Les patients qui se sont rendus par eux-mêmes dans les urgences du Québec en 2013-2014 ont attendu en moyenne 4h22 min avant d'obtenir leur congé révèlent des données du ministère de la Santé obtenues par La Presse en vertu de la Loi sur l'accès à l'information.

C'est la première fois que la durée réelle de prise en charge des patients ambulatoires aux urgences est révélée au Québec.

Que ce soit pour l'otite d'un tout petit ou le bras cassé d'un plus vieux, la majorité des patients qui se présentent dans les urgences du Québec s'y rendent par eux-mêmes et non en ambulance. En 2013-2014, 68% des 3,5 millions de Québécois qui ont visité les urgences étaient des patients ambulatoires.

La durée moyenne de séjour des patients ambulatoires, qui tient compte du délai qui s'écoule entre le moment où ils sont vus par l'infirmière du triage et le moment où ils obtiennent leur congé, a été de 4h22 min en moyenne. Pour les patients sur civière, soit les cas plus graves, l'attente a été de 16h42 min.

Un délai «raisonnable»

Le ministre de la Santé, Gaétan Barrette, estime que «dans le contexte actuel de système sous-optimal, quatre heures d'attente pour les patients ambulatoires, c'est raisonnable». «Mais si la première ligne était plus efficace, on viserait moins de quatre heures, dit-il. Une de mes missions, c'est de rendre le système plus efficace.»

Le ministre compte notamment sur la création de 50 supercliniques pour améliorer la situation. «Par définition, ces cliniques seront des miniurgences qui pourront traiter plus rapidement les cas moins urgents», note-t-il.

Le président du Conseil pour la protection des malades, Paul Brunet, estime pour sa part que les données du ministère de la Santé ne témoignent pas de la réalité, car «tous les cas de priorité sont confondus». «On sait que les cas moins urgents attendent bien plus que quatre heures aux urgences. En mélangeant tous les cas de priorité, l'attente a l'air moins pire qu'elle ne l'est réellement», critique-t-il.

Inégalités régionales

De toutes les régions du Québec, c'est dans Lanaudière que les patients ambulatoires attendent le plus longtemps aux urgences (6h14 min), suivi de Laval (5h45 min) et les Laurentides (5h38 min).

Le directeur régional des affaires médicales pour l'agence de la santé de Lanaudière, le Dr Jean-Claude Berlinguet, dit se préoccuper de la situation. «Nous sommes l'une des régions où le manque d'accès à un médecin de famille est le plus criant. Améliorer cet accès est notre priorité pour améliorer la situation aux urgences», dit-il.

À Montréal, l'attente des patients ambulatoires a diminué d'une dizaine de minutes depuis 2011 et atteint aujourd'hui 4h39 min. La cible du ministère de la Santé est de quatreheures.

Certains hôpitaux ont vu leur situation se dégrader depuis 2011. À l'hôpital Fleury à Montréal, l'attente des patients ambulatoires est passée de 5h13 min à 6h18 min depuis 2011 et à l'hôpital Santa Cabrini, l'attente atteint 5h48 min.

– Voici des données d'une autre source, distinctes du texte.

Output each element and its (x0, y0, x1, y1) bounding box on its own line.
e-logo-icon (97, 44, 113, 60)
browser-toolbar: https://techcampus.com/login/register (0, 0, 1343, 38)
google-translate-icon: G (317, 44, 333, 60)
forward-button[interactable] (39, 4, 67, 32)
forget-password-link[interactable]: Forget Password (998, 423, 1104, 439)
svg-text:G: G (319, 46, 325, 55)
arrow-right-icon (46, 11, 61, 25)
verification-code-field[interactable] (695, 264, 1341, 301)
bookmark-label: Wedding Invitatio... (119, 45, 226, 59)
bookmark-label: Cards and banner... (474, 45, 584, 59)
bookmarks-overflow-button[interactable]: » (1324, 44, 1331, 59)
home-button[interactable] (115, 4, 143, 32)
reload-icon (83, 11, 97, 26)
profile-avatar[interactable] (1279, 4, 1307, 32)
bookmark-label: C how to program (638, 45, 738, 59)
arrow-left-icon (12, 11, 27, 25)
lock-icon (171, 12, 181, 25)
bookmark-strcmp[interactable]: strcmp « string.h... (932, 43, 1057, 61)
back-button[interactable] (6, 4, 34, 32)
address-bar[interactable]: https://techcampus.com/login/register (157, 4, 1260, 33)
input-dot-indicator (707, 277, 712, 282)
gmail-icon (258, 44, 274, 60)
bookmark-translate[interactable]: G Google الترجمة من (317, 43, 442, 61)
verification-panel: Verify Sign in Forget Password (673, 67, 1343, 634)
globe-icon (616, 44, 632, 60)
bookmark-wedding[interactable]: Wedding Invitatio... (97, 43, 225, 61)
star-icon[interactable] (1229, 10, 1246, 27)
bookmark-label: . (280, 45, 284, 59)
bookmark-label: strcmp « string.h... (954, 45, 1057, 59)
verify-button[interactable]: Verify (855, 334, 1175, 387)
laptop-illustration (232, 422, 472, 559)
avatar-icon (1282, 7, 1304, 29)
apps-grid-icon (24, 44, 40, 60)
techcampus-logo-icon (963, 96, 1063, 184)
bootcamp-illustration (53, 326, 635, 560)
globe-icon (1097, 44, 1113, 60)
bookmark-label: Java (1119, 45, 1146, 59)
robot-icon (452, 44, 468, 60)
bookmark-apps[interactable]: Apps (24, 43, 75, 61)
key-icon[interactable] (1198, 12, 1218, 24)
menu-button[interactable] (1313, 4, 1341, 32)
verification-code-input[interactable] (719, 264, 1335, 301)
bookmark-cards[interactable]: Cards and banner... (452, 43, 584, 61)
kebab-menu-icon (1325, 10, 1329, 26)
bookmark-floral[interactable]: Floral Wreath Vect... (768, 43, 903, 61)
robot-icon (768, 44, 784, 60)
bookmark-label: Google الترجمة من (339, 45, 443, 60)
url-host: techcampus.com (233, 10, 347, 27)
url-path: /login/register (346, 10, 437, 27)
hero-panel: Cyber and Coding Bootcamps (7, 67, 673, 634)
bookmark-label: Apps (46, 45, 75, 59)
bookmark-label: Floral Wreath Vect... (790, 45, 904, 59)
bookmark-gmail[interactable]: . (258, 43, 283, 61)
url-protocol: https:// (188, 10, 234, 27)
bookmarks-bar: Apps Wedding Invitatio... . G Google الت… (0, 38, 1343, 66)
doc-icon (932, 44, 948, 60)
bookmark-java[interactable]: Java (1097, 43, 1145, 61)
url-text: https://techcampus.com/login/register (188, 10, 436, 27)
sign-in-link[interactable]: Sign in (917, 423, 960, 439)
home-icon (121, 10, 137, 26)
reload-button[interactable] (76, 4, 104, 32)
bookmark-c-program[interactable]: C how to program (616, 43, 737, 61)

À l'inverse, certains établissements ont radicalement amélioré leur situation, comme l'hôpital du Lakeshore où l'attente est passée de 8h15 min en 2011 à 4h28 min cette année et l'hôpital Maisonneuve-Rosemont où l'attente a diminué d'une heure pour atteindre 4h03 min.

Diffusion à l'automne

L'Ontario et l'Alberta publient depuis quelque temps déjà leurs données d'attente pour leur clientèle ambulatoire aux urgences. Le ministre Barrette promet que les statistiques seront publiées dès l'automne. Les détails de l'attente pour chaque catégorie de patients (catégorie P1 (très urgent) à P5 (non urgent) seront aussi diffusées au plus tard l'an prochain.